Command Line Preprocessing

The preprocessing procedure takes datasets in their raw format and converts them to the input format required by Marius.

Built-in datasets

Preprocessing the FB15K-237 knowledge graph

$ marius_preprocess --dataset fb15k_237 --output_directory datasets/fb15k_237_example/
Downloading FB15K-237.2.zip to datasets/fb15k_237_example/FB15K-237.2.zip
Reading edges
Remapping Edges
Node mapping written to: datasets/fb15k_237_example/nodes/node_mapping.txt
Relation mapping written to: datasets/fb15k_237_example/edges/relation_mapping.txt
Dataset statistics written to: datasets/fb15k_237_example/dataset.yaml

The --dataset flag specifies which of the built-in datasets marius_preprocess will preprocess and download.

The --output_directory flag specifies where the preprocessed graph will be output and is set by the user. In this example, assume we have not created the datasets/fb15k_237_example repository. marius_preprocess will create it for us.

See Usage for detailed options.

Here are the contents of the output directory after preprocessing

$ ls -l datasets/fb15k_237_example/
dataset.yaml                       # input dataset statistics
nodes/
  node_mapping.txt                 # mapping of raw node ids to integer uuids
edges/
  relation_mapping.txt             # mapping of raw edge(relation) ids to integer uuids
  test_edges.bin                   # preprocessed testing edge list
  train_edges.bin                  # preprocessed training edge list
  validation_edges.bin             # preprocessed validation edge list
train.txt                          # raw training edge list
test.txt                           # raw testing edge list
valid.txt                          # raw validation edge list
text_cvsc.txt                      # relation triples as used in Toutanova and Chen CVSM-2015
text_emnlp.txt                     # relation triples as used inToutanova et al. EMNLP-2015
README.txt                         # README of the downloaded FB15K-237 dataset

List of built-in datasets

# node classification
ogbn_arxiv
ogbn_products
ogbn_papers100m
ogb_mag240m

# link prediction
fb15k
fb15k_237
livejournal
twitter
freebase86m
ogbl_wikikg2
ogbl_citation2
ogbl_ppa
ogb_wikikg90mv2

Custom datasets

Datasets in delimited file formats such as CSVs can be preprocessed with marius_preprocess

See this example.

Usage

usage: marius_preprocess [-h] [--output_directory output_directory] [--edges edges [edges ...]] [--dataset dataset] [--num_partitions num_partitions] [--partitioned_eval] [--delim delim]
                  [--dataset_split dataset_split [dataset_split ...]] [--overwrite] [--spark] [--no_remap_ids]

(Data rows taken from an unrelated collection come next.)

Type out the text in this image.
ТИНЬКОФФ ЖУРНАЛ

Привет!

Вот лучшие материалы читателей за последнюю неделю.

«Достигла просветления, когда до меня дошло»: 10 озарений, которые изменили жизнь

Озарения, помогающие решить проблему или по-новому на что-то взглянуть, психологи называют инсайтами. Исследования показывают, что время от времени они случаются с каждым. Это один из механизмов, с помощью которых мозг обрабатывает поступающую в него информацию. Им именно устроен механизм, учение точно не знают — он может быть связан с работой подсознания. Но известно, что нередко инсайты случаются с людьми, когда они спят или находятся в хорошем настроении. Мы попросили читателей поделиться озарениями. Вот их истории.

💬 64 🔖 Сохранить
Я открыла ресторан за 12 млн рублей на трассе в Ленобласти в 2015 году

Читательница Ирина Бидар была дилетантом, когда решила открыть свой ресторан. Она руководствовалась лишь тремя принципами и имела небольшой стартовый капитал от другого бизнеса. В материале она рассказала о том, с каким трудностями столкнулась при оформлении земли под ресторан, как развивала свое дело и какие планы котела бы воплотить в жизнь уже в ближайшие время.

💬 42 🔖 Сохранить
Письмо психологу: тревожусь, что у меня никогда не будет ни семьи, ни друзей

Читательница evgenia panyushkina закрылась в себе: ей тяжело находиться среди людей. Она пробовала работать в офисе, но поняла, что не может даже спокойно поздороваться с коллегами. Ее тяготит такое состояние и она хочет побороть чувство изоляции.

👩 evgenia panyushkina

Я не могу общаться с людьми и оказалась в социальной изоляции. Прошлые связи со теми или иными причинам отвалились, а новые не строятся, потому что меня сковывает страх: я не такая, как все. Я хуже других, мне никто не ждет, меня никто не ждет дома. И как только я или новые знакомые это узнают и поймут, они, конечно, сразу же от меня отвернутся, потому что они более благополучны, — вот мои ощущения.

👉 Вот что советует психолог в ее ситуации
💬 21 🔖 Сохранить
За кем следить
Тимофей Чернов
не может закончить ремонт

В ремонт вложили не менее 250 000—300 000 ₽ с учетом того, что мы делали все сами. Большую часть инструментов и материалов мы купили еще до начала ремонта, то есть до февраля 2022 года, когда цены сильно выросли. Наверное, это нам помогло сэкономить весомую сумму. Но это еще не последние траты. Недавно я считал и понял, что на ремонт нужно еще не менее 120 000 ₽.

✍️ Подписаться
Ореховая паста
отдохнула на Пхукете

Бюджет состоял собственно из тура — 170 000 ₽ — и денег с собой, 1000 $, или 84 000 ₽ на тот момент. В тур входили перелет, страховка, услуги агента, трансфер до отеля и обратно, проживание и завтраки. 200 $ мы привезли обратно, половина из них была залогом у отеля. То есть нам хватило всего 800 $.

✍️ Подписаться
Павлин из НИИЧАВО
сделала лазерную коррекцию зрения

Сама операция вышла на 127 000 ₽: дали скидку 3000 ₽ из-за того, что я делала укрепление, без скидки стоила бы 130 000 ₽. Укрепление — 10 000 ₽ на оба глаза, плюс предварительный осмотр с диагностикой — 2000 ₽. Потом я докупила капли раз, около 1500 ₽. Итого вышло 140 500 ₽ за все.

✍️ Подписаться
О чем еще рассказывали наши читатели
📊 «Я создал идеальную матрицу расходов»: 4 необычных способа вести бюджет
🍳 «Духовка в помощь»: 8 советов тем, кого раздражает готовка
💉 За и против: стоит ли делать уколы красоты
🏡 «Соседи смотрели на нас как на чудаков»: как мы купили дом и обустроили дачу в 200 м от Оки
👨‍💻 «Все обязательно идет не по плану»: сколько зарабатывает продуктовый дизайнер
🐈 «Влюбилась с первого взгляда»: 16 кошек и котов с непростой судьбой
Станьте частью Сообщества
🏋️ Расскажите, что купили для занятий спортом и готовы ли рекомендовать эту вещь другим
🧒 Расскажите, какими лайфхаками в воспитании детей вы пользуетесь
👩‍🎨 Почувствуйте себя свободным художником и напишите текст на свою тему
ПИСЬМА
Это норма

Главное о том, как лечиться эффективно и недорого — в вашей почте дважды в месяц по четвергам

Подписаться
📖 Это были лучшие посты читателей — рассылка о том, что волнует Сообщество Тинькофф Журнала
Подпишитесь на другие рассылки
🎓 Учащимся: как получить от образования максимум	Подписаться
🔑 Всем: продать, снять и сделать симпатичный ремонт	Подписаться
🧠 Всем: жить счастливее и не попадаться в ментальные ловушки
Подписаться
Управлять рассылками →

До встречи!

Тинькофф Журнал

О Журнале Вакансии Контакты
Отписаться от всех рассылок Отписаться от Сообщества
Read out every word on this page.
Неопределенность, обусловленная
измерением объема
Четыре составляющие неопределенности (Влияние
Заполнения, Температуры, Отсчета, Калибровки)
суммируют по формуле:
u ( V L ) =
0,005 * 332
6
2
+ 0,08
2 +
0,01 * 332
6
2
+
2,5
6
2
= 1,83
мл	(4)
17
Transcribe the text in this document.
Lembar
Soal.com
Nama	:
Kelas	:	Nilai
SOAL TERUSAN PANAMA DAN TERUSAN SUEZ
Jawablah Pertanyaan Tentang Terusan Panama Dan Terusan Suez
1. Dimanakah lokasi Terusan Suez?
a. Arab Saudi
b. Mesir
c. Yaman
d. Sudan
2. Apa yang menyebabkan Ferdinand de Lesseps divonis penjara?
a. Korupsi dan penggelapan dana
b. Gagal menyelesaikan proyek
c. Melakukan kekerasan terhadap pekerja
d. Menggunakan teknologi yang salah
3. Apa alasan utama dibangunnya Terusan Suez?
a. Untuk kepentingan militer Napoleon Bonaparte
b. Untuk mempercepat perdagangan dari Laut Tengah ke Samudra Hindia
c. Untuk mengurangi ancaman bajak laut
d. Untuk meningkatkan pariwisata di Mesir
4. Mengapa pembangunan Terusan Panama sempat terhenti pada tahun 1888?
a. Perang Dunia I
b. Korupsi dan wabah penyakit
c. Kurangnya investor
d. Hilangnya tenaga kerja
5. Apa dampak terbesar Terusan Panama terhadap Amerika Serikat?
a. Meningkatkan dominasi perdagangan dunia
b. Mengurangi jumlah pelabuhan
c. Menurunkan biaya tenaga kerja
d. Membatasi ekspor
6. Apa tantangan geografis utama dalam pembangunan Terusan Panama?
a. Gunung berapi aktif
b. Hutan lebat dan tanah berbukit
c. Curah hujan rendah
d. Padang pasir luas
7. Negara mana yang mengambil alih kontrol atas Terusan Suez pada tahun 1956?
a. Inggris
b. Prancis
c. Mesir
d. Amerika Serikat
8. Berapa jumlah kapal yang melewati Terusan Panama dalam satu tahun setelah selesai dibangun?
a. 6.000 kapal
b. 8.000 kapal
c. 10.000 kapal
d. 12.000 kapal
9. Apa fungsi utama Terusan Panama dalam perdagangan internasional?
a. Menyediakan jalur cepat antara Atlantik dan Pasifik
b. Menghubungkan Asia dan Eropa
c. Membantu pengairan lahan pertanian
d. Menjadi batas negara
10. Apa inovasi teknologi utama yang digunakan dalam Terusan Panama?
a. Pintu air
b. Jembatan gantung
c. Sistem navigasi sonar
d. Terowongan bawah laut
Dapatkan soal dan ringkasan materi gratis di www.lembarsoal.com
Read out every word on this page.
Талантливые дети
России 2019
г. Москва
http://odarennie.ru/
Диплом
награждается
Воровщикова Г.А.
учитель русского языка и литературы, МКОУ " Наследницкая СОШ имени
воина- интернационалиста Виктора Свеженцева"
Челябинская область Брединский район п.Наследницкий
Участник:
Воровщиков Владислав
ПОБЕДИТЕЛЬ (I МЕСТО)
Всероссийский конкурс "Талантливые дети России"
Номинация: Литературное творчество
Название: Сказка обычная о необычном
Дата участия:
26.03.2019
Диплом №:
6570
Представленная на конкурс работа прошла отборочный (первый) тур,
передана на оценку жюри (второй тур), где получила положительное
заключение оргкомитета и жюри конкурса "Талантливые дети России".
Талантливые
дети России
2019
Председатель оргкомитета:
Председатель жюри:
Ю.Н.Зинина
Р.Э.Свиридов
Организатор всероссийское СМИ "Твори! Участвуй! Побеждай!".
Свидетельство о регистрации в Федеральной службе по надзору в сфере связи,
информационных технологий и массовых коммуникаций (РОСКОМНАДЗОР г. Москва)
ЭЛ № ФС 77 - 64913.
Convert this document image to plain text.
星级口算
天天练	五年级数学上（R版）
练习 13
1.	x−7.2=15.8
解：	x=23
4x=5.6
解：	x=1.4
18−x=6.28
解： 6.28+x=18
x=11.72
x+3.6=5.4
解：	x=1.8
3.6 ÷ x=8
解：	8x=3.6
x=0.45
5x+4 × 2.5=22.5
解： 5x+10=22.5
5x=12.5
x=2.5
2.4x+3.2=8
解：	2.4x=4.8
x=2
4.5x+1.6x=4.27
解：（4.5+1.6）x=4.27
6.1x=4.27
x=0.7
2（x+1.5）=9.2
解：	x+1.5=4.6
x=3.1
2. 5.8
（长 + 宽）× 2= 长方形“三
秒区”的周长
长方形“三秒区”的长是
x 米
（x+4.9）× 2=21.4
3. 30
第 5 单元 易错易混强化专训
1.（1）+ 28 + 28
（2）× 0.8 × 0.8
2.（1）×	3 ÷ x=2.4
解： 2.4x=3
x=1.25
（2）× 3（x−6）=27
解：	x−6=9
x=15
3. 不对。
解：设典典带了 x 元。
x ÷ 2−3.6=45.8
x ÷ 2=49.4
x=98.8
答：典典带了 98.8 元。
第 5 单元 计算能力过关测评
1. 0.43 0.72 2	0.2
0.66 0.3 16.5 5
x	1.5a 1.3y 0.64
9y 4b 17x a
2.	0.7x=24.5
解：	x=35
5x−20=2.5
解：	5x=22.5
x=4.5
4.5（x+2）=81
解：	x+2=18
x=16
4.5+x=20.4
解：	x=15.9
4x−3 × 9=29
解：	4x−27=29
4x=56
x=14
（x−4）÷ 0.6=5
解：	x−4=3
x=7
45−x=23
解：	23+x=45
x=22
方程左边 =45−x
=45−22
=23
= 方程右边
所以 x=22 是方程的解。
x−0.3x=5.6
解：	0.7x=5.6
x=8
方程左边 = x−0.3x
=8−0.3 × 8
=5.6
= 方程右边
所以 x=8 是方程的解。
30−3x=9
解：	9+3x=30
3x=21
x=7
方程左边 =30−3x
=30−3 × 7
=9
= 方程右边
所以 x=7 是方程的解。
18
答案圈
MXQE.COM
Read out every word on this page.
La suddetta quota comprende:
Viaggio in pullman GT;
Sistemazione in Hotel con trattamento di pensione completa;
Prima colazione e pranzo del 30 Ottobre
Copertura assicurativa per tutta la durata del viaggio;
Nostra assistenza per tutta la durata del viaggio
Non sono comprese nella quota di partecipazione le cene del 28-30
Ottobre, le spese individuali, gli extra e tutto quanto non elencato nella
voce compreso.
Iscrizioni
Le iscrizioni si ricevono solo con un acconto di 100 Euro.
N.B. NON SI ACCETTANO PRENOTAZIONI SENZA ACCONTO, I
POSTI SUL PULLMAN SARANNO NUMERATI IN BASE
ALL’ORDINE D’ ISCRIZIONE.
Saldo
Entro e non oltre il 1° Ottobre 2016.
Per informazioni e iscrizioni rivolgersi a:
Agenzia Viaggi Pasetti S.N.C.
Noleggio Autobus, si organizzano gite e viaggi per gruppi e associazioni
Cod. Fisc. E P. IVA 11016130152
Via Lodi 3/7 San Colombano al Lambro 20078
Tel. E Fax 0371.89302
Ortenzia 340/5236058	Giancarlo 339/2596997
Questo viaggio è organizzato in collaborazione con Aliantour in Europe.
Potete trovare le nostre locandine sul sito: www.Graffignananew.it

Preprocess built-in datasets and custom link prediction datasets

optional arguments:
  -h, --help            show this help message and exit
  --output_directory output_directory
                        Directory to put graph data
  --edges edges [edges ...]
                        File(s) containing the edge list(s) for a custom dataset
  --dataset dataset     Name of dataset to preprocess
  --num_partitions num_partitions
                        Number of node partitions
  --partitioned_eval    If true, the validation and/or the test set will be partitioned.
  --delim delim, -d delim
                        Delimiter to use for delimited file inputs
  --dataset_split dataset_split [dataset_split ...], -ds dataset_split [dataset_split ...]
                        Split dataset into specified fractions
  --overwrite           If true, the preprocessed dataset will be overwritten if it already exists
  --spark               If true, pyspark will be used to perform the preprocessing
  --no_remap_ids        If true, the node ids of the input dataset will not be remapped to random integer ids.
  --columns [columns [columns ...]]
                        List of column ids of input delimited files which
                        denote the src node, edge-type, and dst node of edges.